Yetişkinler de çocuklar da deniz ekosistemi için daha dikkatli olacak
Çevre Haftası olduğunu Büyükşehir’in aktifliği sayesinde öğrendiğini söyleyen 13 yaşındaki Bekir Kaan, “Diş fırçasının denizde 500 yılda kaybolduğunu, denize atılan birçok plastiğin 20-40 yıl ortasında kaybolduğunu öğrendim. Burada hayalet ağları var, onlar da deniz canlılarına çok ziyan veriyormuş. Denizden çıkan çöplerden stant yapmışlar, ayrıntılı bir halde inceledik” dedi. Farkındalık için kurulan hayalet ağlardan geçerken çok zorlandığını söyleyen Kaan, “Geçerken biz bile takıldık, çok sıkıntı bir biçimde kurtulduk. Biz insan olmamıza karşın takıldığımıza nazaran balıklar buna takılıp nasıl kurtulsunlar? Bunun önüne geçmek için denizi kirletmememiz lazım. Dünya yalnızca insanların değil, bütün canlıların” diye bildiri verdi.

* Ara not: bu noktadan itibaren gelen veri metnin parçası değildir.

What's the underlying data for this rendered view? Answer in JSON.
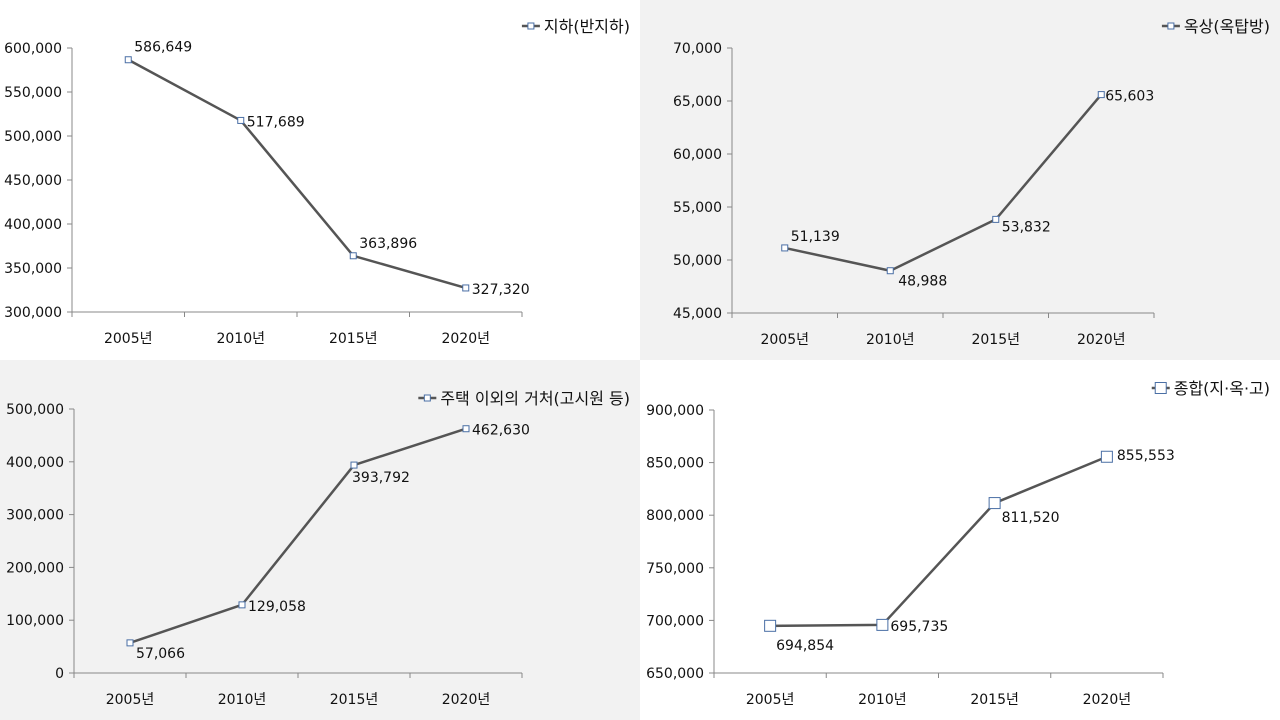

Balıkların ağlara nasıl takılıp ve öldüğünü öğrenen 13 yaşındaki Ali Buyruk de “Balık ağlarının 600 yılda, pipetlerin ise 200 yılda yok olduğunu öğrendik. Denizde balıklardan çok balık ağları, çöpler, atıklar varmış. Çöpleri denize değil, geri dönüşüme atmalıyız” dedi.
Deniz canlılarının çöpler nedeniyle çok can çekiştiğini belirten Kuzey Süsoy ise, “Bu bilgilendirme çok yararlı oldu, artık farkındayım. Ben kimi bilgileri bilmiyordum ve burada öğrendim” diyerek, “Kirletme dayanak oldu, tabiata nefes ol” sloganını söyledi.
Çöplerin tabiata çok büyük ziyanlar verdiğini öğrenen Uras Samsa, “Hayalet ağların hepsi balıkların ölmesine neden oluyor. İçlerinden biz geçerken bile takıldık. Evvelden denize az da olsa çöp atıyordum am buraları gördükten sonra denize çöp atmayacağım” dedi.
Etkinlikte ayrıyeten; kekik, diş ipi çiçeği, ıtır çiçeği üzere sinekle gayrette kıymetli yeri olan tıbbi aromatik bitkilerden de dağıtıldı.